Communicating is still very fresh and new to me.  We only need to look back about 13 years to when I communicated through written formats, pen and paper specifically.  So, my social skills are far less than someone who has communicated orally for years.  I would like to think I've gotten a little better in socializing, but I still find moments where I feel like a fish out of water.  My "water" happens to be home, where my communications have been fairly consistent over many years.

In order to develop better social skills, as we all know that most people who are sociable are usually more likeable. I don't aim to have others "like" me more, I don't view myself as a status update on Facebook, but just being a better friend and communicator would enable me to be a better person in general.  This is a work in progress and will likely continue to be....

Over the last 2 years, I've lost two pillars in my life - my grandma and grandpa (my father's parents).  So for the first time in my life, I'm void of having grandparents.  My memories with all of my grandparents are special and endearing.  I was blessed to have very supportive grandparents and they were not shy about expressing how proud they were of their grandchildren. 

Death is such a powerful reminder of how precious life is and how fleeting it can be.  Though one set of my grandparents lived well into their nineties, as a grandson you can almost take their presence for granted.  Never take any life for granted.  Take the time to cherish every moment you have with people you care about and love.  Never leave something for the "next time," as that moment may never come.

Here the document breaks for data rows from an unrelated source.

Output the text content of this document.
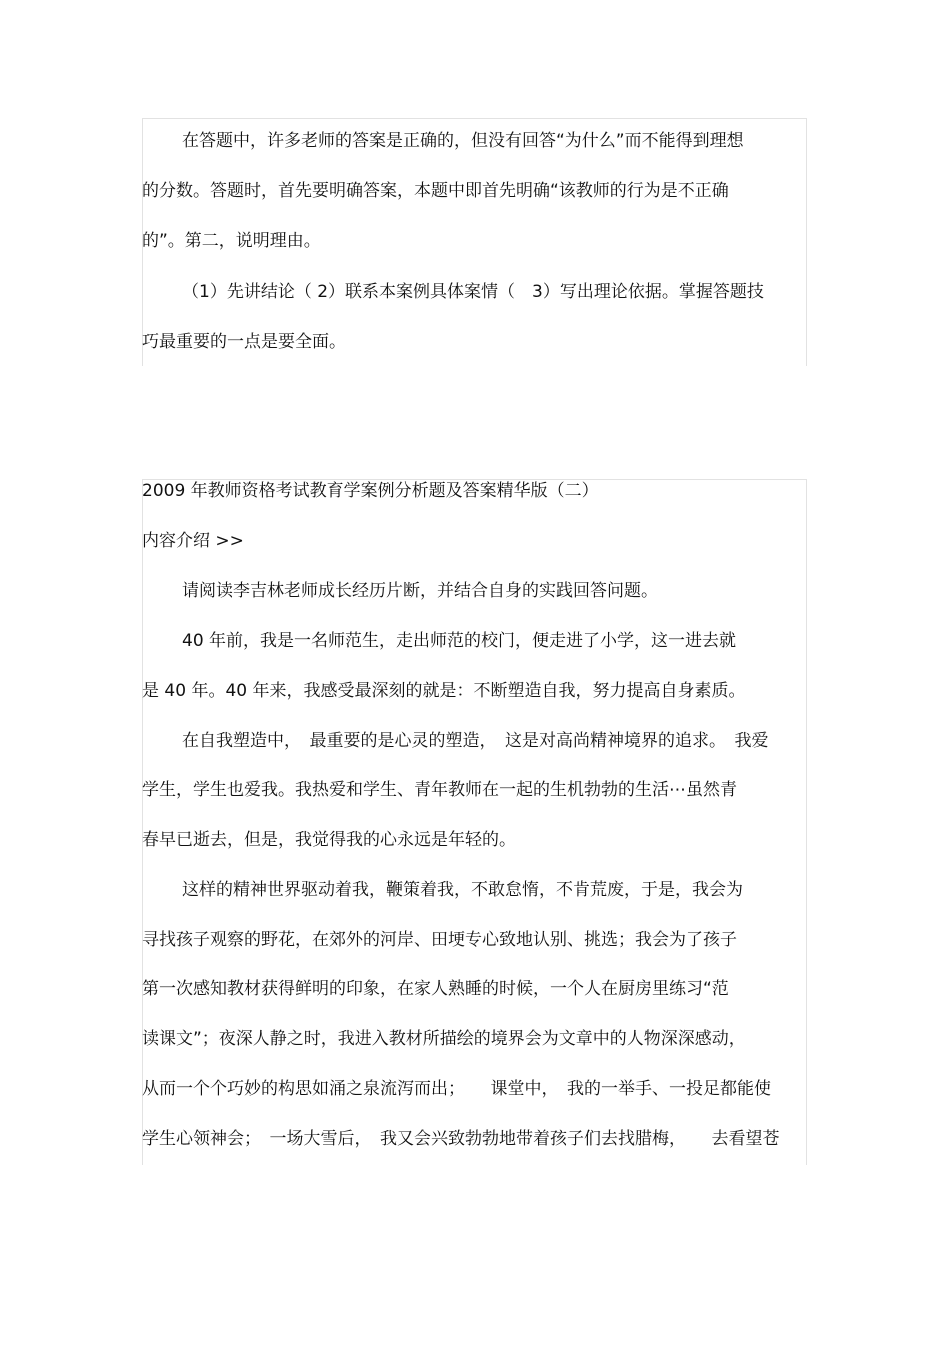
在答题中，许多老师的答案是正确的，但没有回答“为什么”而不能得到理想
的分数。答题时，首先要明确答案，本题中即首先明确“该教师的行为是不正确
的”。第二，说明理由。
（1）先讲结论（ 2）联系本案例具体案情（　3）写出理论依据。掌握答题技
巧最重要的一点是要全面。
2009 年教师资格考试教育学案例分析题及答案精华版（二）
内容介绍 >>
请阅读李吉林老师成长经历片断，并结合自身的实践回答问题。
40 年前，我是一名师范生，走出师范的校门，便走进了小学，这一进去就
是 40 年。40 年来，我感受最深刻的就是：不断塑造自我，努力提高自身素质。
在自我塑造中，　最重要的是心灵的塑造，　这是对高尚精神境界的追求。　我爱
学生，学生也爱我。我热爱和学生、青年教师在一起的生机勃勃的生活⋯虽然青
春早已逝去，但是，我觉得我的心永远是年轻的。
这样的精神世界驱动着我，鞭策着我，不敢怠惰，不肯荒废，于是，我会为
寻找孩子观察的野花，在郊外的河岸、田埂专心致地认别、挑选；我会为了孩子
第一次感知教材获得鲜明的印象，在家人熟睡的时候，一个人在厨房里练习“范
读课文”；夜深人静之时，我进入教材所描绘的境界会为文章中的人物深深感动，
从而一个个巧妙的构思如涌之泉流泻而出；　　课堂中，　我的一举手、一投足都能使
学生心领神会；　一场大雪后，　我又会兴致勃勃地带着孩子们去找腊梅，　　去看望苍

Never take relationships for granted, period.  If you appreciate someone, tell them!  If you have a problem with someone, tell them....communicate to work it out.  If you love someone, tell them!  Thoughts left unsaid will remain only in one's mind; most people are not mind readers.

As I look forward to enjoying spring break, it's a misconception that teachers can take a full week off and do nothing.  There are still assignments and projects to be graded.  However, I do intend to allow myself to do NOTHING related to work for a few days, maybe more.

If you're on spring break, enjoy it.  If you're approaching spring break, hang in there.  If you don't have a spring break, keep doing what you're doing, but make sure you take at least a day or two out of each week to care for yourself!  We, and I'm guilty of this, can get caught up in doing and doing, and doing even more, without giving ourselves a break.  This can lead to exhaustion, leading to a decrease in passion towards anything you do in life.

Resting for a day can really be the difference in enjoying some success versus enjoying LOTS of success.